Questa dicotomia tra intuizionismo e utilitarismo è presente in modo più esplicito nella filosofia morale. Come molto spesso accade, le concezioni morali inconsce della società rispecchiano i dibattiti aperti nella filosofia morale. Massimo Reichlin nel suo articolo "Sull’idea di un ‘metodo’ nella filosofia morale" riconduce questa contrapposizione al filosofo Henry Sidgwick.
La discussione morale non è una delle priorità della società odierna: quotidiani, talk show e in generale tutti i mass media non analizzano la moralità di un’azione o di una dichiarazione, ma si limitano a descriverla asetticamente. L’analisi del moralmente controverso scade, nel migliore dei casi, in un superficiale resoconto dell’avvenimento. Nel peggiore dei casi la comunicazione di una notizia viene distorta, con lo scopo di fare astratto moralismo. Ci troviamo di fronte a due possibilità poco attraenti: la presentazione neutra di un fatto, che poi tanto neutra non è mai; l’esposizione distorta di una notizia. Questi due modi di presentare le notizie non incentivano la discussione morale, al contrario la mortificano.
Le due procedure con cui vengono presentate le notizie corrispondono ad altrettante sclerotizzazioni della moralità. Il punto di vista che presenta la notizia come se fosse un fatto oggettivo si rifà all’utilitarismo; il moralismo ha le proprie radici nell’intuizionismo. La contraddizione consiste nel fatto che le due dottrine morali vengono fraintese: l’utilitarismo si trasforma in relativismo o egoismo, l’intuizionismo diventa moralismo. La massimizzazione dell’utilità, scopo dell’utilitarismo, viene fraintesa con la ricerca egoistica del proprio interesse, mentre gli obblighi morali dell’etica normativa si sostituiscono ai doveri astratti del moralismo. I mass media sono solo uno tra i tanti esempi che esprimono questa situazione: una contrapposizione basata su due condotte morali fraintese. Di sicuro queste due condotte non solo le uniche dottrine morali perseguite dagli individui, ma sono tra le più popolari. Gran parte delle persone abbracciano, consapevolmente o meno, una delle due alternative.

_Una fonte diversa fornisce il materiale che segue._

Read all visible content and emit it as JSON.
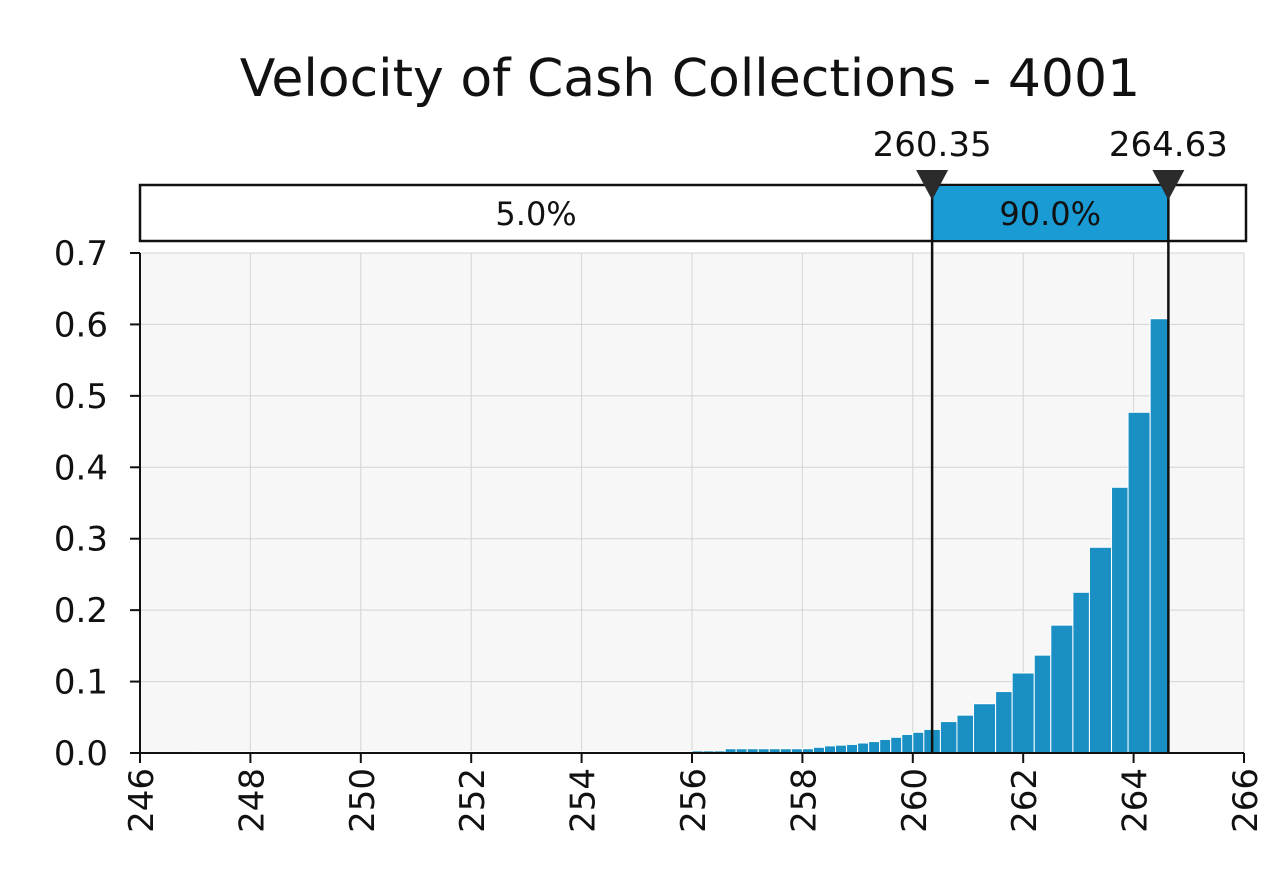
{
  "chart_data": {
    "type": "bar",
    "title": "Velocity of Cash Collections - 4001",
    "xlabel": "",
    "ylabel": "",
    "xlim": [
      246,
      266
    ],
    "ylim": [
      0,
      0.7
    ],
    "xticks": [
      "246",
      "248",
      "250",
      "252",
      "254",
      "256",
      "258",
      "260",
      "262",
      "264",
      "266"
    ],
    "yticks": [
      "0.0",
      "0.1",
      "0.2",
      "0.3",
      "0.4",
      "0.5",
      "0.6",
      "0.7"
    ],
    "grid": true,
    "bin_width": 0.2,
    "bins": [
      {
        "x": 247.0,
        "y": 0.002
      },
      {
        "x": 247.2,
        "y": 0.002
      },
      {
        "x": 247.4,
        "y": 0.002
      },
      {
        "x": 247.6,
        "y": 0.002
      },
      {
        "x": 247.8,
        "y": 0.002
      },
      {
        "x": 248.0,
        "y": 0.002
      },
      {
        "x": 248.2,
        "y": 0.002
      },
      {
        "x": 248.4,
        "y": 0.002
      },
      {
        "x": 248.6,
        "y": 0.002
      },
      {
        "x": 248.8,
        "y": 0.002
      },
      {
        "x": 249.0,
        "y": 0.002
      },
      {
        "x": 249.2,
        "y": 0.002
      },
      {
        "x": 249.4,
        "y": 0.002
      },
      {
        "x": 249.6,
        "y": 0.002
      },
      {
        "x": 249.8,
        "y": 0.002
      },
      {
        "x": 250.0,
        "y": 0.002
      },
      {
        "x": 250.2,
        "y": 0.002
      },
      {
        "x": 250.4,
        "y": 0.002
      },
      {
        "x": 250.6,
        "y": 0.002
      },
      {
        "x": 250.8,
        "y": 0.002
      },
      {
        "x": 251.0,
        "y": 0.002
      },
      {
        "x": 251.2,
        "y": 0.002
      },
      {
        "x": 251.4,
        "y": 0.002
      },
      {
        "x": 251.6,
        "y": 0.002
      },
      {
        "x": 251.8,
        "y": 0.002
      },
      {
        "x": 252.0,
        "y": 0.002
      },
      {
        "x": 252.2,
        "y": 0.002
      },
      {
        "x": 252.4,
        "y": 0.002
      },
      {
        "x": 252.6,
        "y": 0.002
      },
      {
        "x": 252.8,
        "y": 0.002
      },
      {
        "x": 253.0,
        "y": 0.002
      },
      {
        "x": 253.2,
        "y": 0.002
      },
      {
        "x": 253.4,
        "y": 0.002
      },
      {
        "x": 253.6,
        "y": 0.002
      },
      {
        "x": 253.8,
        "y": 0.002
      },
      {
        "x": 254.0,
        "y": 0.002
      },
      {
        "x": 254.2,
        "y": 0.002
      },
      {
        "x": 254.4,
        "y": 0.002
      },
      {
        "x": 254.6,
        "y": 0.002
      },
      {
        "x": 254.8,
        "y": 0.002
      },
      {
        "x": 255.0,
        "y": 0.002
      },
      {
        "x": 255.2,
        "y": 0.002
      },
      {
        "x": 255.4,
        "y": 0.002
      },
      {
        "x": 255.6,
        "y": 0.002
      },
      {
        "x": 255.8,
        "y": 0.002
      },
      {
        "x": 256.0,
        "y": 0.003
      },
      {
        "x": 256.2,
        "y": 0.003
      },
      {
        "x": 256.4,
        "y": 0.003
      },
      {
        "x": 256.6,
        "y": 0.006
      },
      {
        "x": 256.8,
        "y": 0.006
      },
      {
        "x": 257.0,
        "y": 0.006
      },
      {
        "x": 257.2,
        "y": 0.006
      },
      {
        "x": 257.4,
        "y": 0.006
      },
      {
        "x": 257.6,
        "y": 0.006
      },
      {
        "x": 257.8,
        "y": 0.006
      },
      {
        "x": 258.0,
        "y": 0.006
      },
      {
        "x": 258.2,
        "y": 0.008
      },
      {
        "x": 258.4,
        "y": 0.01
      },
      {
        "x": 258.6,
        "y": 0.011
      },
      {
        "x": 258.8,
        "y": 0.012
      },
      {
        "x": 259.0,
        "y": 0.014
      },
      {
        "x": 259.2,
        "y": 0.016
      },
      {
        "x": 259.4,
        "y": 0.019
      },
      {
        "x": 259.6,
        "y": 0.022
      },
      {
        "x": 259.8,
        "y": 0.026
      },
      {
        "x": 260.0,
        "y": 0.029
      },
      {
        "x": 260.2,
        "y": 0.033
      },
      {
        "x": 260.5,
        "y": 0.044
      },
      {
        "x": 260.8,
        "y": 0.053
      },
      {
        "x": 261.1,
        "y": 0.069
      },
      {
        "x": 261.5,
        "y": 0.086
      },
      {
        "x": 261.8,
        "y": 0.112
      },
      {
        "x": 262.2,
        "y": 0.137
      },
      {
        "x": 262.5,
        "y": 0.179
      },
      {
        "x": 262.9,
        "y": 0.225
      },
      {
        "x": 263.2,
        "y": 0.288
      },
      {
        "x": 263.6,
        "y": 0.372
      },
      {
        "x": 263.9,
        "y": 0.477
      },
      {
        "x": 264.3,
        "y": 0.608
      }
    ],
    "thresholds": [
      {
        "value": 260.35,
        "label": "260.35"
      },
      {
        "value": 264.63,
        "label": "264.63"
      }
    ],
    "band": {
      "left_label": "5.0%",
      "middle_label": "90.0%"
    },
    "colors": {
      "bar": "#1a8fc4",
      "bar_edge": "#ffffff",
      "band_fill": "#1b9bd4",
      "grid": "#d4d4d4",
      "plot_bg": "#f7f7f7",
      "marker": "#2b2b2b"
    }
  }
}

Questa dicotomia tra intuizionismo e utilitarismo è presente in modo più esplicito nella filosofia morale. Come molto spesso accade, le concezioni morali inconsce della società rispecchiano i dibattiti aperti nella filosofia morale. Massimo Reichlin nel suo articolo Sull’idea di un ‘metodo’ nella filosofia morale riconduce questa contrapposizione al filosofo Henry Sidgwick. In particolare, è ne I Metodi dell’etica il luogo in cui viene evidenziata questa dualità. Sidgwick, con la sua analisi della moralità del senso comune, avrebbe aperto la strada ai successivi dibattiti tra etica normativa e utilitarismo:
« La dicotomia presentata da Sidgwick tra i due metodi [l’intuizionismo e l’utilitarismo] — una dicotomia che presumeva di aver risolto — venne più tardi accettata come la dicotomia alla base delle teorie etiche; e l’obiettivo dell’etica normativa è stato spesso quello di accettare una qualche forma di utilitarismo o una qualche versione dell'intuizionismo razionale. » (Massimo Reichlin, Sull’idea di un ‘metodo’ nella filosofia morale)
Reichlin però non si limita a constatare l’importanza che Sidgwick ha avuto nello sviluppo delle discussioni morali contemporanee, bensì critica la riduzione effettuata dal filosofo inglese. Sidgwick, secondo Reichlin, ha limitato le possibilità di sviluppo delle dottrine morali. Il filosofo inglese avrebbe influenzato negativamente il dibattito morale, impedendo qualsiasi tentativo etico che oltrepassasse la dicotomia tra utilitarismo e intuizionismo. Una critica ulteriore che Reichlin muove a Sidgwick riguarda l’aver favorito l’utilitarismo; il filosofo utilitarista avrebbe causato la «standardizzazione di una concezione dell'azione giusta come ‘la cosa migliore o più ragionevole da fare’ o ‘l'atto che ottiene il maggior valore possibile’» (ivi). La dicotomia esposta da Sidgwick avvantaggia l’utilitarismo, perché appiattisce l’etica normativa all’intuizionismo razionalistico. Per Reichlin, quando l’etica normativa e l’intuizionismo diventano una cosa sola cadono in contraddizione. La contraddizione che inficia l’intuizionismo è il cosiddetto “paradosso della deontologia”. Il paradosso consiste nell’impossibilità di superare i conflitti morali, come ben esemplificato da questo passaggio in un articolo scritto da Christopher McMahon:
« Questi vincoli [deontologici] proibiscono alcuni tipi di azione, come l’omicidio e la menzogna, indipendentemente da quanto bene faranno. Ma questo significa che non si può eseguire un’azione di questo tipo nemmeno quando è l’unico modo per impedire un maggiore numero di azioni dello stesso tipo da parte di altri. » (Paradosso della deontologia)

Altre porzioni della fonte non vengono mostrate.